Avec le XVIᵉ siècle, le vitrail devient, dans une certaine mesure, un tableau translucide qui ne respecte plus les formes architecturales. Les scènes se compliquent et s’étendent sans tenir compte des meneaux de pierre. Toutefois, son exécution large et nerveuse, ainsi que la beauté des tons du verre, impriment aux verrières de cette luxuriante époque un aspect décoratif d’un genre spécial qui en fait oublier les défauts et en expliquer le succès.
L’émail se rattache trop directement au vitrail pour n’en pas dire un mot; c’est une des applications de l’art décoratif du moyen âge, et si son emploi s’est limité à orner des œuvres d’orfèvrerie plutôt qu’à décorer de grands espaces, l’émail est cependant une des expressions les plus brillantes et les plus précieuses de l’art du peintre.
Les émaux les plus anciens sont généralement champlevés et cloisonnés: champlevés, c’est-à-dire creusés pour recevoir l’émail fusible, le creux contournant la masse des figures ou des ornements; cloisonnés par de petites lames de métal fixées sur le fond et marquant les détails des nus et des vêtements. Le fond, les cloisons et les parties nues des figures sont dorés et les détails dessinés par des traits
gravés, de sorte que les vêtements seuls sont émaillés.
La figure 128 montre un émail de la fin du XIᵉ siècle, dont les inscriptions, placées de chaque côté de la croix, sont formées de lettres superposées verticalement, se lisant de haut en bas, et dans lequel on peut étudier ces diverses particularités.

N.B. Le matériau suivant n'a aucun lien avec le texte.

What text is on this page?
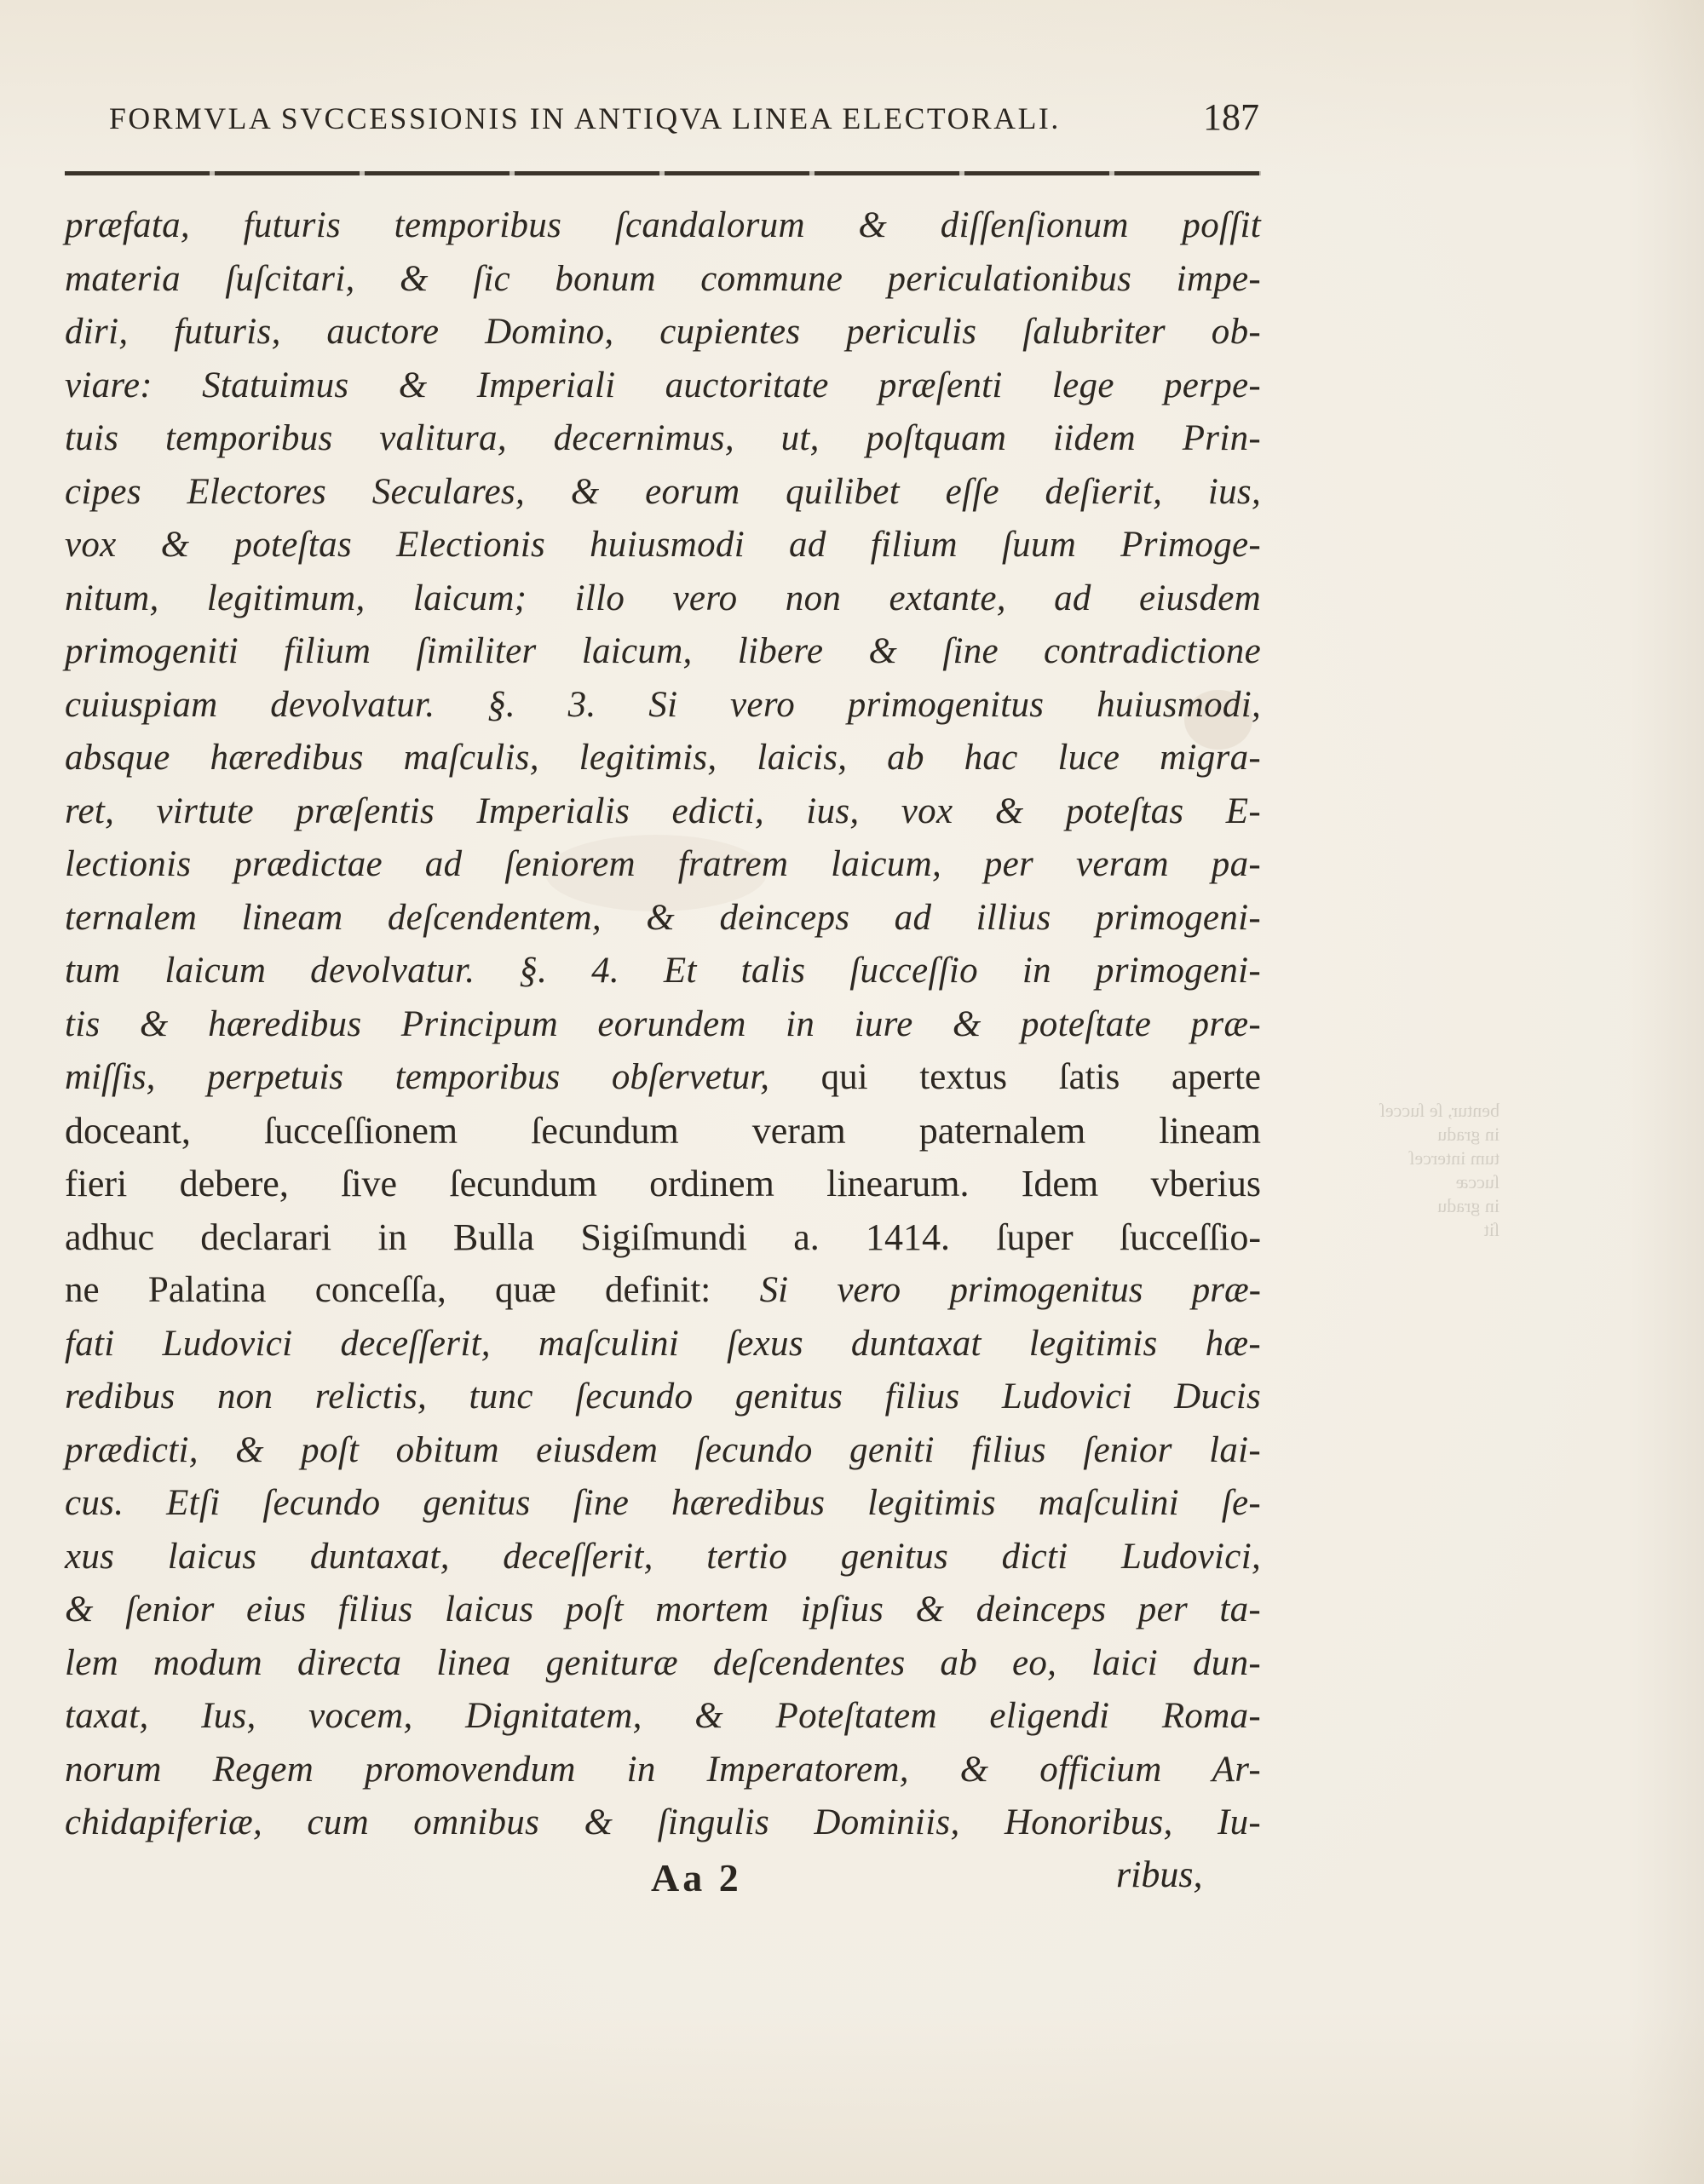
bentur, ſe ſucceſ
in gradu
tum interceſ
ſuccæ
in gradu
ſit
FORMVLA SVCCESSIONIS IN ANTIQVA LINEA ELECTORALI.	187
præfata, futuris temporibus ſcandalorum & diſſenſionum poſſit
materia ſuſcitari, & ſic bonum commune periculationibus impe-
diri, futuris, auctore Domino, cupientes periculis ſalubriter ob-
viare: Statuimus & Imperiali auctoritate præſenti lege perpe-
tuis temporibus valitura, decernimus, ut, poſtquam iidem Prin-
cipes Electores Seculares, & eorum quilibet eſſe deſierit, ius,
vox & poteſtas Electionis huiusmodi ad filium ſuum Primoge-
nitum, legitimum, laicum; illo vero non extante, ad eiusdem
primogeniti filium ſimiliter laicum, libere & ſine contradictione
cuiuspiam devolvatur. §. 3. Si vero primogenitus huiusmodi,
absque hæredibus maſculis, legitimis, laicis, ab hac luce migra-
ret, virtute præſentis Imperialis edicti, ius, vox & poteſtas E-
lectionis prædictae ad ſeniorem fratrem laicum, per veram pa-
ternalem lineam deſcendentem, & deinceps ad illius primogeni-
tum laicum devolvatur. §. 4. Et talis ſucceſſio in primogeni-
tis & hæredibus Principum eorundem in iure & poteſtate præ-
miſſis, perpetuis temporibus obſervetur, qui textus ſatis aperte
doceant, ſucceſſionem ſecundum veram paternalem lineam
fieri debere, ſive ſecundum ordinem linearum. Idem vberius
adhuc declarari in Bulla Sigiſmundi a. 1414. ſuper ſucceſſio-
ne Palatina conceſſa, quæ definit: Si vero primogenitus præ-
fati Ludovici deceſſerit, maſculini ſexus duntaxat legitimis hæ-
redibus non relictis, tunc ſecundo genitus filius Ludovici Ducis
prædicti, & poſt obitum eiusdem ſecundo geniti filius ſenior lai-
cus. Etſi ſecundo genitus ſine hæredibus legitimis maſculini ſe-
xus laicus duntaxat, deceſſerit, tertio genitus dicti Ludovici,
& ſenior eius filius laicus poſt mortem ipſius & deinceps per ta-
lem modum directa linea genituræ deſcendentes ab eo, laici dun-
taxat, Ius, vocem, Dignitatem, & Poteſtatem eligendi Roma-
norum Regem promovendum in Imperatorem, & officium Ar-
chidapiferiæ, cum omnibus & ſingulis Dominiis, Honoribus, Iu-
Aa 2	ribus,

Dès le commencement du XIIIᵉ siècle, l’émail est fait en taille d’épargne, c’est-à-dire que le fond est champlevé pour recevoir les matières diverses qui doivent être soumises à l’action du feu pour former l’émail. Les vêtements, les mains et les pieds des figures—épargnées—sont modelés et ciselés en très bas-relief; mais le personnage principal, le Christ, les têtes des personnages qui l’accompagnent, ainsi que les têtes des anges, sont en véritable relief, modelés et ciselés vigoureusement.
La plaque-couverture d’évangéliaire (fig. 129) nous donne un exemple des plus caractéristiques de ce genre d’émail, qui remonte aux premières années du XIIIᵉ siècle et provient des ateliers de Limoges, fondés par les moines de Solignac.
La châsse (fig. 130) provient également des ateliers des émailleurs limousins. Le procédé est analogue, mais la ciselure des figures est moins fine et même rudimentaire, parce qu’elle est remplacée par des traits gravés rapidement. Ce reliquaire représente le martyre de saint Thomas Becket, archevêque de Cantorbery, et la partie haute de la châsse, formant toiture à deux pentes, l’apothéose du saint.
On sait que saint Thomas Becket fut canonisé deux ans après sa mort tragique, qui souleva une réprobation générale dans toute la chrétienté, et se traduisit à Limoges par la fabrication, pour ainsi dire, pendant le XIIIᵉ siècle, d’un grand nombre de châsses-reliquaires destinées à contenir les reliques du saint martyr.
Il nous semble qu’on peut voir dans les détails des vêtements et des mains ciselés en très bas-relief de la figure 129 l’origine des émaux de basse taille, dits translucides ou, plus exactement, transparents, procédé qui était en usage en Italie, en France et même en
Allemagne, au XIVᵉ et principalement au XVᵉ siècle. Ces émaux ne pouvaient être faits que sur l’or et l’argent, et s’obtenaient par la ciselure en très bas-relief
Fig. 131.—Émail du XVIᵉ siècle.—Notre-Dame des Sept-Douleurs.
Émail peint signé I.-C. (Jehan Courteys ou Courtois) (hauteur, 0ᵐ,27; largeur, 0ᵐ,21)[51]
sur ces métaux précieux des motifs qui étaient ensuite recouverts légèrement d’émaux de nuances peu variées, travail aussi long que difficile, et, par conséquent, d’un prix très élevé qui en rendait l’usage fort restreint.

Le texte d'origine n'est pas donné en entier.